The international appetite for Turkish risk continues to rise during the past 4-5 years, and seems to keep focus on Turkish bonds issued in the Turkish market and for Turkish bonds issued in the European and/or US securities markets. Accordingly, last year has been a record year for bond issuance by Turkish banks and other private companies. Pursuant to the reports of Turkish Central Bank pertaining to the year 2014, the borrowings through bond issuance of Turkish banks within and outside of Turkey have been around USD 10 billion, while the bond issuance for the whole Turkish private sector was a little bit more than USD 27 billion. Other than banks, companies in regulated sectors, e.g. energy, telecommunication, aviation and health, preferred bond offerings instead of selecting other methods of raising money, such as bank loans or stock issues, in recent years, to gain the flexibility to refinance their debts.
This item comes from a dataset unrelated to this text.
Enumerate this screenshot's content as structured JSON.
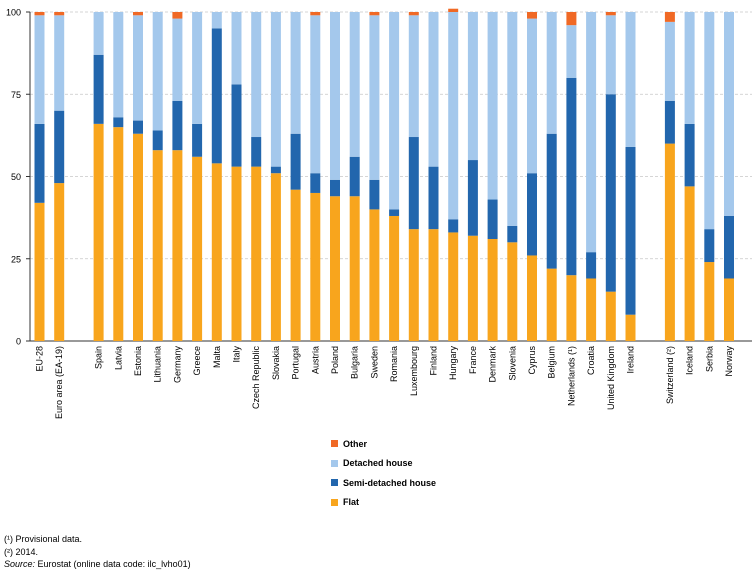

Therefore, as a recent and high-valued topic, this article will focus on the bond offering and its specifications in regulated sectors. To this end we will examine the following: (i) the legal framework for bond offerings regulated under the Capital Markets Law (the “CML”) and the secondary legislation issued by the Capital Markets Board (the “CMB”); (ii) the different types of bond offerings; (iii) procedures for bond offerings, and (iv) the specifications of bond offerings in regulated sectors. 

Legal Context for Bond Issuance

Bonds -as capital market instruments- are a type of debt securities issued by public or private sector companies to provide medium or long term funding through borrowing. In other words, a bond functions like a loan between the investors and the corporation. The CML, which regulates capital market instruments, including bonds, is the main piece of legislation governing the legal framework of a bond issuance. As per Article 4 of the CML, approval by the CMB is compulsory for the issuance of capital market instruments, including the bonds, which necessitates an application to the CMB and fulfillment of the requirements regulated under capital markets legislation. Yet, under Turkish Law, in addition to the CML, the bond offering process is detailed by the secondary legislation issued by the CMB, namely: (i) Communiqué on Debt Securities numbered II-31.1 (“Communiqué on Debt Securities”) regulating the principles for the issuance of bonds and the qualities/types of bonds; (ii) Communiqué on Sales of Capital Market Instruments (“Communiqué on Sales of Instruments”) numbered II-5.2, regulating the sales types and methods, distribution and delivery of the bonds; and (iii) Communiqué on Prospectus and Issuance Certificate (“Communiqué on Prospectus”) numbered II-5.1, regulating the preparation, approval and promulgation of the prospectus (izahname) and issuance certificates (ihraç belgesi) for the issuance, sale or trading of the bonds.